The approach is simple: the greater the number of vehicles from the corporation’s various brands (including VW, Audi, Seat and Skoda) that are built on the uniform MEB platform, the faster the group will be able to achieve the desired economies of scale. This is also the reason why Volkswagen has opened up its electric toolkit to other manufacturers. For example, as part of its new alliance with VW, Ford is planning to build its electric models for the European market using technology from Wolfsburg.
For Volkswagen, joint ventures like the one with Ford are a new experience. For a long time, the attitude in Wolfsburg dictated that the company should manage any innovations in the automotive world alone and on its own merits.
Today, the forces of digitalization have forced VW to change its way of thinking. “The car of the future will be an extremely networked software product,” says Diess. At the moment, he notes, cars have about 10 times more software than an average smartphone.
As one of the more traditional carmakers in the industry, VW has had some major catching up to do, especially compared to competitors such as Tesla, whose cars are permanently online. In order to pull even with industry leaders, Volkswagen is now working together with global platforms like Microsoft and Amazon in the realm of fully networked vehicles.
And this is precisely where the alliance with Ford dovetails with VW’s overall strategy. While the US corporation will be able to catch up in terms of electromobility, the German automaker will be able to profit from the expertise of the Ford subsidiary Argo in the field of autonomous driving. The word on the street in Wolfsburg is that this will spur a “technical acceleration” for VW. The fusion of Argo and the Volkswagen subsidiary AID, a Munich-based company that develops programs for autonomous driving, will also lead to a situation in which Ford and VW are represented together at those locations where the world’s top engineers are developing essential components and overall systems to make robot cars a reality.
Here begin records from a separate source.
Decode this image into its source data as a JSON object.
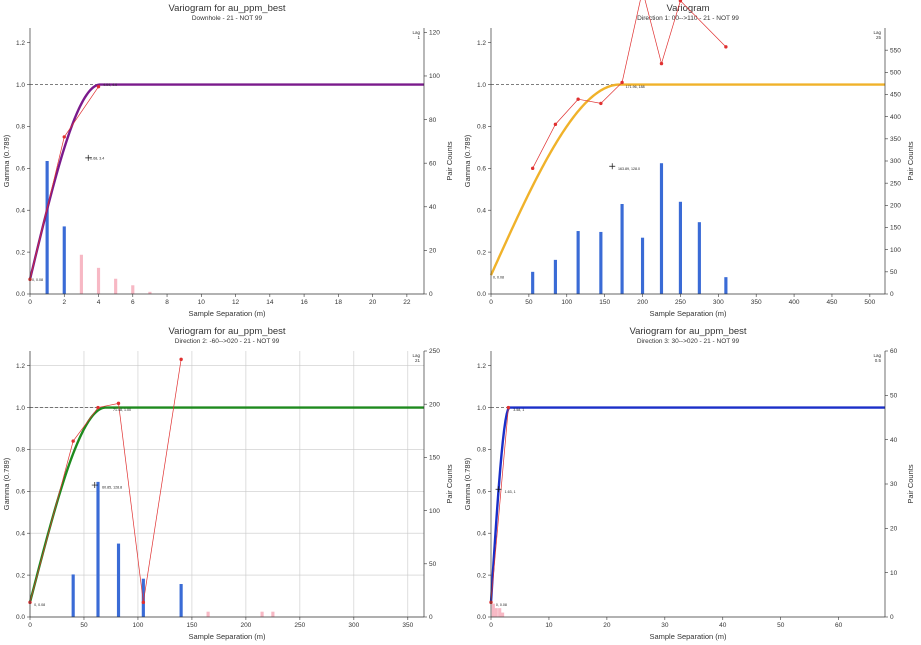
{
  "chart_data": [
    {
      "type": "line",
      "panel_id": "p0",
      "title": "Variogram for au_ppm_best",
      "subtitle": "Downhole - 21 - NOT 99",
      "xlabel": "Sample Separation (m)",
      "ylabel": "Gamma (0.789)",
      "y2label": "Pair Counts",
      "lag_label": "Lag",
      "lag_value": "1",
      "xlim": [
        0,
        23
      ],
      "xticks": [
        0,
        2,
        4,
        6,
        8,
        10,
        12,
        14,
        16,
        18,
        20,
        22
      ],
      "ylim": [
        0,
        1.27
      ],
      "yticks": [
        0,
        0.2,
        0.4,
        0.6,
        0.8,
        1.0,
        1.2
      ],
      "y2lim": [
        0,
        122
      ],
      "y2ticks": [
        0,
        20,
        40,
        60,
        80,
        100,
        120
      ],
      "grid": false,
      "model_color": "#7a1a8c",
      "model_style": "thick",
      "sill_line": 1.0,
      "nugget": 0.07,
      "range": 4.1,
      "model_label": "Model",
      "experimental": {
        "x": [
          0,
          2,
          4
        ],
        "y": [
          0.07,
          0.75,
          0.99
        ]
      },
      "exp_color": "#e03030",
      "bars": {
        "x": [
          1,
          2,
          3,
          4,
          5,
          6,
          7
        ],
        "counts": [
          61,
          31,
          18,
          12,
          7,
          4,
          1
        ],
        "colors": [
          "#3a6bd6",
          "#3a6bd6",
          "#f7b8c4",
          "#f7b8c4",
          "#f7b8c4",
          "#f7b8c4",
          "#f7b8c4"
        ]
      },
      "annotations": [
        {
          "x": 0,
          "y": 0.07,
          "text": "0, 0.08"
        },
        {
          "x": 4.15,
          "y": 1.0,
          "text": "4.04, 4.0"
        },
        {
          "x": 3.4,
          "y": 0.65,
          "text": "2.68, 3.4"
        }
      ],
      "cross": {
        "x": 3.4,
        "y": 0.65
      }
    },
    {
      "type": "line",
      "panel_id": "p1",
      "title": "Variogram",
      "subtitle": "Direction 1: 00-->110 - 21 - NOT 99",
      "xlabel": "Sample Separation (m)",
      "ylabel": "Gamma (0.789)",
      "y2label": "Pair Counts",
      "lag_label": "Lag",
      "lag_value": "25",
      "xlim": [
        0,
        520
      ],
      "xticks": [
        0,
        50,
        100,
        150,
        200,
        250,
        300,
        350,
        400,
        450,
        500
      ],
      "ylim": [
        0,
        1.27
      ],
      "yticks": [
        0,
        0.2,
        0.4,
        0.6,
        0.8,
        1.0,
        1.2
      ],
      "y2lim": [
        0,
        600
      ],
      "y2ticks": [
        0,
        50,
        100,
        150,
        200,
        250,
        300,
        350,
        400,
        450,
        500,
        550
      ],
      "grid": false,
      "model_color": "#f0b22a",
      "model_style": "thick",
      "sill_line": 1.0,
      "nugget": 0.09,
      "range": 170,
      "model_label": "Model",
      "experimental": {
        "x": [
          55,
          85,
          115,
          145,
          173,
          200,
          225,
          250,
          310
        ],
        "y": [
          0.6,
          0.81,
          0.93,
          0.91,
          1.01,
          1.45,
          1.1,
          1.4,
          1.18
        ]
      },
      "exp_color": "#e03030",
      "bars": {
        "x": [
          55,
          85,
          115,
          145,
          173,
          200,
          225,
          250,
          275,
          310
        ],
        "counts": [
          50,
          77,
          142,
          140,
          203,
          127,
          295,
          208,
          162,
          38
        ],
        "colors": [
          "#3a6bd6",
          "#3a6bd6",
          "#3a6bd6",
          "#3a6bd6",
          "#3a6bd6",
          "#3a6bd6",
          "#3a6bd6",
          "#3a6bd6",
          "#3a6bd6",
          "#3a6bd6"
        ]
      },
      "annotations": [
        {
          "x": 0,
          "y": 0.08,
          "text": "0, 0.08"
        },
        {
          "x": 175,
          "y": 0.99,
          "text": "171.96, 188"
        },
        {
          "x": 165,
          "y": 0.6,
          "text": "163.89, 128.0"
        }
      ],
      "cross": {
        "x": 160,
        "y": 0.61
      }
    },
    {
      "type": "line",
      "panel_id": "p2",
      "title": "Variogram for au_ppm_best",
      "subtitle": "Direction 2: -60-->020 - 21 - NOT 99",
      "xlabel": "Sample Separation (m)",
      "ylabel": "Gamma (0.789)",
      "y2label": "Pair Counts",
      "lag_label": "Lag",
      "lag_value": "21",
      "xlim": [
        0,
        365
      ],
      "xticks": [
        0,
        50,
        100,
        150,
        200,
        250,
        300,
        350
      ],
      "ylim": [
        0,
        1.27
      ],
      "yticks": [
        0,
        0.2,
        0.4,
        0.6,
        0.8,
        1.0,
        1.2
      ],
      "y2lim": [
        0,
        250
      ],
      "y2ticks": [
        0,
        50,
        100,
        150,
        200,
        250
      ],
      "grid": true,
      "model_color": "#1e8a1e",
      "model_style": "thick",
      "sill_line": 1.0,
      "nugget": 0.07,
      "range": 70,
      "model_label": "Model",
      "experimental": {
        "x": [
          0,
          40,
          63,
          82,
          105,
          140
        ],
        "y": [
          0.07,
          0.84,
          1.0,
          1.02,
          0.07,
          1.23
        ]
      },
      "exp_color": "#e03030",
      "bars": {
        "x": [
          40,
          63,
          82,
          105,
          140,
          165,
          215,
          225
        ],
        "counts": [
          40,
          127,
          69,
          36,
          31,
          5,
          5,
          5
        ],
        "colors": [
          "#3a6bd6",
          "#3a6bd6",
          "#3a6bd6",
          "#3a6bd6",
          "#3a6bd6",
          "#f7b8c4",
          "#f7b8c4",
          "#f7b8c4"
        ]
      },
      "annotations": [
        {
          "x": 2,
          "y": 0.06,
          "text": "0, 0.08"
        },
        {
          "x": 75,
          "y": 0.99,
          "text": "71.48, 1.00"
        },
        {
          "x": 65,
          "y": 0.62,
          "text": "60.85, 128.8"
        }
      ],
      "cross": {
        "x": 60,
        "y": 0.63
      }
    },
    {
      "type": "line",
      "panel_id": "p3",
      "title": "Variogram for au_ppm_best",
      "subtitle": "Direction 3: 30-->020 - 21 - NOT 99",
      "xlabel": "Sample Separation (m)",
      "ylabel": "Gamma (0.789)",
      "y2label": "Pair Counts",
      "lag_label": "Lag",
      "lag_value": "0.5",
      "xlim": [
        0,
        68
      ],
      "xticks": [
        0,
        10,
        20,
        30,
        40,
        50,
        60
      ],
      "ylim": [
        0,
        1.27
      ],
      "yticks": [
        0,
        0.2,
        0.4,
        0.6,
        0.8,
        1.0,
        1.2
      ],
      "y2lim": [
        0,
        60
      ],
      "y2ticks": [
        0,
        10,
        20,
        30,
        40,
        50,
        60
      ],
      "grid": false,
      "model_color": "#1a2fc8",
      "model_style": "thick",
      "sill_line": 1.0,
      "nugget": 0.07,
      "range": 3.2,
      "model_label": "Model",
      "experimental": {
        "x": [
          0,
          3
        ],
        "y": [
          0.07,
          1.0
        ]
      },
      "exp_color": "#e03030",
      "bars": {
        "x": [
          0.4,
          0.9,
          1.5,
          2.0
        ],
        "counts": [
          3,
          2,
          2,
          1
        ],
        "colors": [
          "#f7b8c4",
          "#f7b8c4",
          "#f7b8c4",
          "#f7b8c4"
        ]
      },
      "annotations": [
        {
          "x": 0.5,
          "y": 0.06,
          "text": "0, 0.08"
        },
        {
          "x": 3.5,
          "y": 0.99,
          "text": "3.58, 1"
        },
        {
          "x": 2,
          "y": 0.6,
          "text": "1.63, 1"
        }
      ],
      "cross": {
        "x": 1.3,
        "y": 0.61
      }
    }
  ]
}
All of this is still quite a ways away. Starting next year, VW must first pass the practical test associated with its new ID.3 electric car; the company will have to see whether customers actually accept the new world of electric cars in spite of high price tags and other issues such as lagging charging infrastructure. Some managers in Wolfsburg are even saying that the diesel emissions scandal actually had a positive effect on VW, arguing that the company is now more open to change and the overall transformation of the automobile industry. And it’s true; VW is approaching the challenges associated with electromobility, networked cars and autonomous driving with a lot more vehemence and enthusiasm than others. One advantage the corporation most definitely has in this process is its sheer size. As a volume-based manufacturer that sells roughly 10 million cars per year, VW can set standards more easily than others, and thus more quickly achieve economies of scale.
Diess is confident that VW’s advantages will also soon be reflected on the stock market. He notes that Tesla, for example, is not valued on the market as an automobile company; instead, it’s seen more like the tech stocks of Amazon and Google. “The market doesn’t appear to believe that we’re going to succeed at our intended transformation,” he says. But he’s sure there will be a fundamental re-evaluation of the situation next year. Indeed, in the realm of electric cars, digitalization and autonomous driving, it’s all about investments in the tens of billions of euros; and these are costs that VW can now cover on its own, thanks to its success in the SUV business and in China. “It’s going to take a lot of patience and staying power,” Diess argues, “and a globally operating organization like ours.”
Carsten Germis
is an economics editor at the Frankfurter Allgemeine Zeitung.